Criss left Kiss in 1980 and did not return until the Kiss reunion tour 16 years later. Frehley was replaced in 1982, after he had been in a serious car accident. He remained out of the band until the 1996 reunion with Criss, Stanley and famously long-tongued bassist Gene Simmons, who turned 60 in August.
Their post-reunion replacements in the current Kiss lineup are ex-Black Sabbath drummer Eric Singer, who first joined the band in 1993, and Tommy Thayer, who was Frehley's guitar technician for the 2000 reunion tour.
Stanley, 59, maintains that Criss (who was recently diagnosed with breast cancer) and Frehley weren't team players. The current lineup, he stated, features "four individuals working for the betterment" of the band. The fact that Singer and Thayer emulate the stage personas of Criss and Frehley by wearing the same costumes and face-paint is better for the Kiss brand, if not the band.

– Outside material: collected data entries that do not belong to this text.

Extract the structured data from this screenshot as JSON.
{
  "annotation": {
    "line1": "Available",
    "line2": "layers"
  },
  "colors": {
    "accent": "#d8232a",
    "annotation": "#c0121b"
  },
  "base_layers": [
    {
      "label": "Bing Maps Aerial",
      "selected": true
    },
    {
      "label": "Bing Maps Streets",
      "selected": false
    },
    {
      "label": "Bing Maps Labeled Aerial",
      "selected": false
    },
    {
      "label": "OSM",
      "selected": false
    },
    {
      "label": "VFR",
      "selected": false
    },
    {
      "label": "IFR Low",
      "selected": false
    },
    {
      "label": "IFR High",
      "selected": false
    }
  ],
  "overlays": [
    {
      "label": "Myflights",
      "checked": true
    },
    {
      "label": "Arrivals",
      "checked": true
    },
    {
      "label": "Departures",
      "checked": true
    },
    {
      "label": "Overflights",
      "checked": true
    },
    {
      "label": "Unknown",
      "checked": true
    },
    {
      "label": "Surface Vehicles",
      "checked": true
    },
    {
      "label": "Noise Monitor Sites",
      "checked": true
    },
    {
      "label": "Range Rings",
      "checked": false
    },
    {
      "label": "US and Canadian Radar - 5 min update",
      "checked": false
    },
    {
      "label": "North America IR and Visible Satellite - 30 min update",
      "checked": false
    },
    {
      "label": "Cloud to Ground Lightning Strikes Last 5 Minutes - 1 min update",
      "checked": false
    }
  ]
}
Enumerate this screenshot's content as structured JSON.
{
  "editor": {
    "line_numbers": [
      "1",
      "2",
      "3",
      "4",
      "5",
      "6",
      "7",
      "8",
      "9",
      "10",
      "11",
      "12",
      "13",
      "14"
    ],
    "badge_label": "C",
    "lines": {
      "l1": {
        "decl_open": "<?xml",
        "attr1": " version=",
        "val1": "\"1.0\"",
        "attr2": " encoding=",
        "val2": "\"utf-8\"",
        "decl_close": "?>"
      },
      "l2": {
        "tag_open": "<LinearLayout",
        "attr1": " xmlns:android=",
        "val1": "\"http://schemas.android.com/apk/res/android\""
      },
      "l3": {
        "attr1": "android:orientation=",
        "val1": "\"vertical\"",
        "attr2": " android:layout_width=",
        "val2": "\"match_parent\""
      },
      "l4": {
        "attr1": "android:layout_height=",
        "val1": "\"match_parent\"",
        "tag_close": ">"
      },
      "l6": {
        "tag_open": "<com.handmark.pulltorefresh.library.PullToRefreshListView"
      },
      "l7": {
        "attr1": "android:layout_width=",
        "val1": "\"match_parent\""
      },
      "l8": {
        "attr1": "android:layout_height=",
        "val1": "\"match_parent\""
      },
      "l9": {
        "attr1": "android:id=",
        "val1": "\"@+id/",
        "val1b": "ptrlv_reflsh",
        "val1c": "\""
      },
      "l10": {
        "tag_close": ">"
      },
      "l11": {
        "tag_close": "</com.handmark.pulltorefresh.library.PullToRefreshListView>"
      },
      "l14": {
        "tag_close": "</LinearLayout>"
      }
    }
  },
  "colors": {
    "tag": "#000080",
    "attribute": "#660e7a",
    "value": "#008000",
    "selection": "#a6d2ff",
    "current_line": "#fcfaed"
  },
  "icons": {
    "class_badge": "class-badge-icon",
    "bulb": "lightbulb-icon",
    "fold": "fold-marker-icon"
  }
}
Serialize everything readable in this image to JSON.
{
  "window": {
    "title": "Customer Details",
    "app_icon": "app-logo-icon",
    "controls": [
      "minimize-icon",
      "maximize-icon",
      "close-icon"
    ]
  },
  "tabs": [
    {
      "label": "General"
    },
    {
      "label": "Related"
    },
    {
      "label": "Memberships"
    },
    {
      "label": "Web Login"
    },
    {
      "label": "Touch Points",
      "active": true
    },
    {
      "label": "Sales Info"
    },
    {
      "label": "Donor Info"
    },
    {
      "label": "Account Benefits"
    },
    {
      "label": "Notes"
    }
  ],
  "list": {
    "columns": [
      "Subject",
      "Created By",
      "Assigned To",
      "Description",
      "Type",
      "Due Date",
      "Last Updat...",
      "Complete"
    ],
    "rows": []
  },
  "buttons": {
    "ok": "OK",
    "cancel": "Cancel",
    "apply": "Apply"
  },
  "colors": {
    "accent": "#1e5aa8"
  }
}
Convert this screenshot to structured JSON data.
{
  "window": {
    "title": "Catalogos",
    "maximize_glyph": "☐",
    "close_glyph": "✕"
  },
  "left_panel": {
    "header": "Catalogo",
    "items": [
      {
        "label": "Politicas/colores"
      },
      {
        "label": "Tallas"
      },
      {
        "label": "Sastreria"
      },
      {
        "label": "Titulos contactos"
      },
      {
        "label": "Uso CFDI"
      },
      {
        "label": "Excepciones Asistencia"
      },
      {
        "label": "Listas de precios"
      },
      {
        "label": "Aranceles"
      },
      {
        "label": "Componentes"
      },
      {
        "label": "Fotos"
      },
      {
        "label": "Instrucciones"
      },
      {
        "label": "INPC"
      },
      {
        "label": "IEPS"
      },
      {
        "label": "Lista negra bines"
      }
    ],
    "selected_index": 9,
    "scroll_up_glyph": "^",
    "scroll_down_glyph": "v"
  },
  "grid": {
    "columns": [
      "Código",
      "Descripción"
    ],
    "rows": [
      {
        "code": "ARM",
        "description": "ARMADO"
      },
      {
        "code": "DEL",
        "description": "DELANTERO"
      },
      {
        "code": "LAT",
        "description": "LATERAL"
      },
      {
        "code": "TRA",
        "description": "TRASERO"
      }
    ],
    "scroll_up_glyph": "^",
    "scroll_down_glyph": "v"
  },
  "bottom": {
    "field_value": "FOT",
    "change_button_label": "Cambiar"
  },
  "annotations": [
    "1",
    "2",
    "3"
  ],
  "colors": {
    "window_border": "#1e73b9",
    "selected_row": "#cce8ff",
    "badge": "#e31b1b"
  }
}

"The truth is the four original guys laid the foundation for this big monument that is Kiss, but that monument needed some major renovations," Stanley said.
"One thing you want to avoid is that nonsense where people in a band are siding with each other, basically to sabotage someone else's opinion. We had enough of that."
Never a favorite with critics, Kiss this fall finally made the ballot for possible induction into the Rock and Roll Hall of Fame — 11 years after the band qualified for consideration. Yet, while Stanley hails the current Kiss lineup as "unbeatable," he believes the band can continue to thrive, even if he stepped down.
"The Yankees didn't need Babe Ruth to keep winning the World Series," he said. "This band is bigger than any member and I maintain there's undoubtedly someone out there who can give this band as much, and more, than I have. So I have no qualms about leaving the spotlight to someone else, when I can't do it anymore."